Passaggio di vita – Gv 10,1-10

Passaggio di vita – Gv 10,1-10

In quel tempo, Gesù disse:
«In verità, in verità io vi dico: chi non entra nel recinto delle pecore dalla porta, ma vi sale da un’altra parte, è un ladro e un brigante. Chi invece entra dalla porta, è pastore delle pecore.
Il guardiano gli apre e le pecore ascoltano la sua voce: egli chiama le sue pecore, ciascuna per nome, e le conduce fuori. E quando ha spinto fuori tutte le sue pecore, cammina davanti a esse, e le pecore lo seguono perché conoscono la sua voce. Un estraneo invece non lo seguiranno, ma fuggiranno via da lui, perché non conoscono la voce degli estranei».
Gesù disse loro questa similitudine, ma essi non capirono di che cosa parlava loro.
Allora Gesù disse loro di nuovo: «In verità, in verità io vi dico: io sono la porta delle pecore. Tutti coloro che sono venuti prima di me, sono ladri e briganti; ma le pecore non li hanno ascoltati. Io sono la porta: se uno entra attraverso di me, sarà salvato; entrerà e uscirà e troverà pascolo.
Il ladro non viene se non per rubare, uccidere e distruggere; io sono venuto perché abbiano la vita e l’abbiano in abbondanza».

Il simbolo della “porta” che nel vangelo di oggi Gesù associa a sé è qualcosa di ambivalente. Da un lato, la porta unisce due ambienti, dall’altro li separa. Al tempo stesso seguire Gesù, passare attraverso la porta-che-è-lui, significa vivere tratti di continuità e di discontinuità rispetto alla propria vita.

Continuità perché Gesù non ci chiede cose eccezionali o sovrumane: la nostra quotidianità è preziosa già così com’è. Al cristiano non è richiesto di salvare il mondo: è già stato salvato grazie a quel Nazareno.

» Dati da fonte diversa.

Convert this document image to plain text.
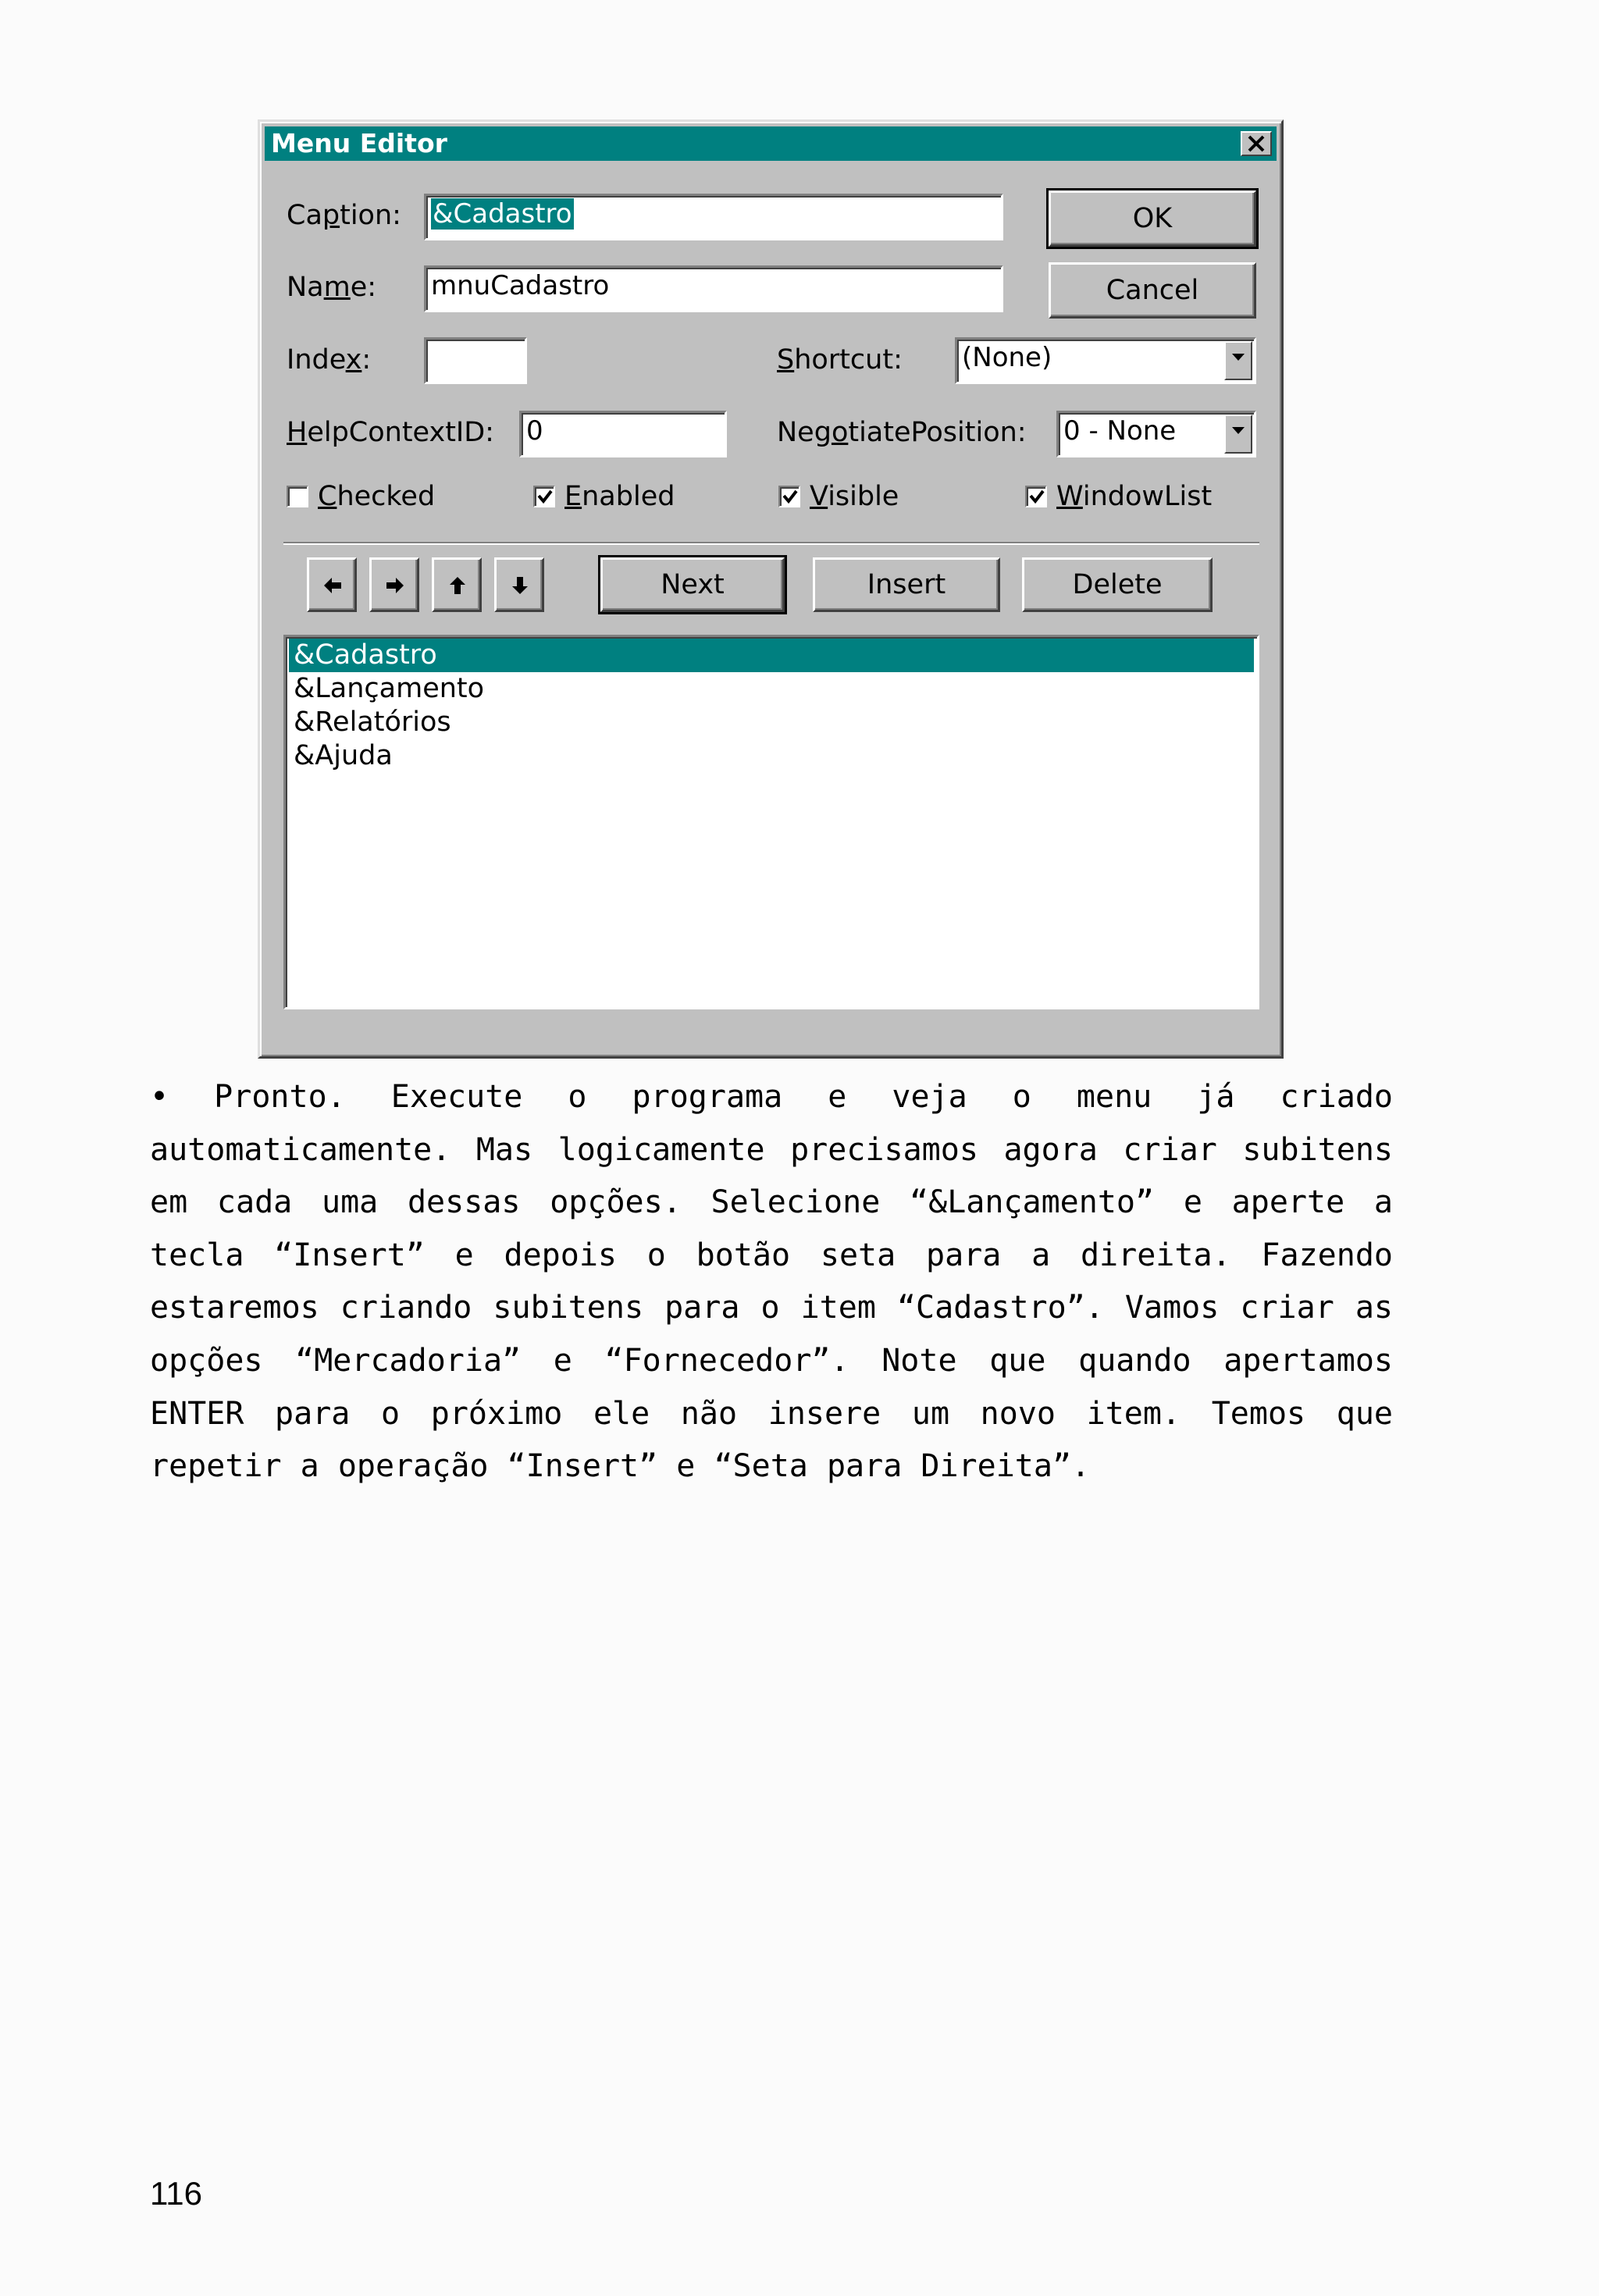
Menu Editor
Caption: &Cadastro	OK
Name: mnuCadastro	Cancel
Index:	Shortcut: (None)
HelpContextID: 0	NegotiatePosition: 0 - None
Checked	Enabled	Visible	WindowList
Next	Insert	Delete
&Cadastro
&Lançamento
&Relatórios
&Ajuda
• Pronto. Execute o programa e veja o menu já criado automaticamente. Mas logicamente precisamos agora criar subitens em cada uma dessas opções. Selecione “&Lançamento” e aperte a tecla “Insert” e depois o botão seta para a direita. Fazendo estaremos criando subitens para o item “Cadastro”. Vamos criar as opções “Mercadoria” e “Fornecedor”. Note que quando apertamos ENTER para o próximo ele não insere um novo item. Temos que repetir a operação “Insert” e “Seta para Direita”.
116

Discontinuità perché la vita cristiana esige una continua conversione, che porta a cambiare la propria vita, in piccoli o grandi gesti.

Quali sono i segni di continuità e di discontinuità che disegnano il profilo del cristiano? Per gli originali lettori di Giovanni la faccenda era abbastanza semplice: passare la “porta” che è Gesù significava battezzarsi. Ma oggi abbiamo una visione più dinamica e meno puntuale del sacramento: da solo il battesimo non ha una piena efficacia trasformante nella nostra vita. E’ necessario custodirlo e farlo fruttare.

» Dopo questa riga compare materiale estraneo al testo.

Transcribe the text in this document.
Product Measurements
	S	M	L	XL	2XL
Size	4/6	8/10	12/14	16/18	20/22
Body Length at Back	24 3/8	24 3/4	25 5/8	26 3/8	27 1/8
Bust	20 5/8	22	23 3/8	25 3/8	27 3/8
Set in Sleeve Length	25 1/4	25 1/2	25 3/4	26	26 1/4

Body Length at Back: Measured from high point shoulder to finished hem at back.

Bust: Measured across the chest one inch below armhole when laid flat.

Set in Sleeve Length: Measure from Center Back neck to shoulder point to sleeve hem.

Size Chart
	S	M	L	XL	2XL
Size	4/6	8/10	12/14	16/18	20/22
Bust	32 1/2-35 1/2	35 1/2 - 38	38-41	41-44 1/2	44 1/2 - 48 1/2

Quindi torna la domanda: come? E’ curioso che il vangelo di oggi capiti in questo periodo storico, in cui, in Italia, ascoltiamo spesso posizioni polarizzate ed estreme. C’è chi vuole la “messa a tutti i costi”, nonostante virus e quarantena, perché “è ciò che contraddistingue il cristiano”; c’è chi critica i tentativi (spesso goffi, è vero) di invenzioni social del preti, che provano comunque, in qualche modo, a mantenere una forma di celebrazione eucaristica in streaming.

Tra questi due poli c’è in mezzo tutta una sfumatura di grigio che è importante considerare e su cui è bello riflettere: cosa significa, per noi, passare la porta che è Cristo? Come va annunciato? Cosa ci rende cristiani nella società e nella cultura in cui viviamo?

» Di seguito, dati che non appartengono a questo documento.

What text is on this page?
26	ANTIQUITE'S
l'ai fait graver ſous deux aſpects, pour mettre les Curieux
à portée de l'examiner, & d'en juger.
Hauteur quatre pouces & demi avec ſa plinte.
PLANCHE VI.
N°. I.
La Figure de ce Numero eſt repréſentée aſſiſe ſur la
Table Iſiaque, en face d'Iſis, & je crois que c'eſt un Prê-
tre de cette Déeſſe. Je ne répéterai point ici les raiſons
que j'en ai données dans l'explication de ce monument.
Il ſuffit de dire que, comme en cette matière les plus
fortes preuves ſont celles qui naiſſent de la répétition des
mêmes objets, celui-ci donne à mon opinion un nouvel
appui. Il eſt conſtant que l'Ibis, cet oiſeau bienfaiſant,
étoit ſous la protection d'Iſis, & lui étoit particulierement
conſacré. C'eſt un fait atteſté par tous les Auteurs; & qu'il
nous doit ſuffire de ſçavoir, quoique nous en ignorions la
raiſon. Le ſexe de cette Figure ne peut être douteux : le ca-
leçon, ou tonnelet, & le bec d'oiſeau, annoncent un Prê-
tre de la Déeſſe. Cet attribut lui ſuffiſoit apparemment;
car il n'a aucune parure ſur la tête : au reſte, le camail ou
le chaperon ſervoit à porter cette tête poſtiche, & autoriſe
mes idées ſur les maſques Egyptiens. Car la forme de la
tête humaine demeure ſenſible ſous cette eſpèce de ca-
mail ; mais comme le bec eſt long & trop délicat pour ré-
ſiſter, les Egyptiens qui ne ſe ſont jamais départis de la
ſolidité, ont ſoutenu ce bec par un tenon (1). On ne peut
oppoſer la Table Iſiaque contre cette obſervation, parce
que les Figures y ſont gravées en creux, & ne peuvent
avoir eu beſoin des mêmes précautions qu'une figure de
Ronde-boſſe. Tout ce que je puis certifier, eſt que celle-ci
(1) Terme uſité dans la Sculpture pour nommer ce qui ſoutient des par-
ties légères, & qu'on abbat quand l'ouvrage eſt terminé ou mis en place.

La domanda mi rimbalza in testa. Non trovo risposta, ma la condivido volentieri, perché penso sia l’invito alla conversione, la “voce” del “guardiano delle pecore”, sotto il rumore di fondo del mondo: cosa significa passare la porta che è Cristo in questo periodo di coronavirus?

E’ passaggio di vita: di questo sono certo.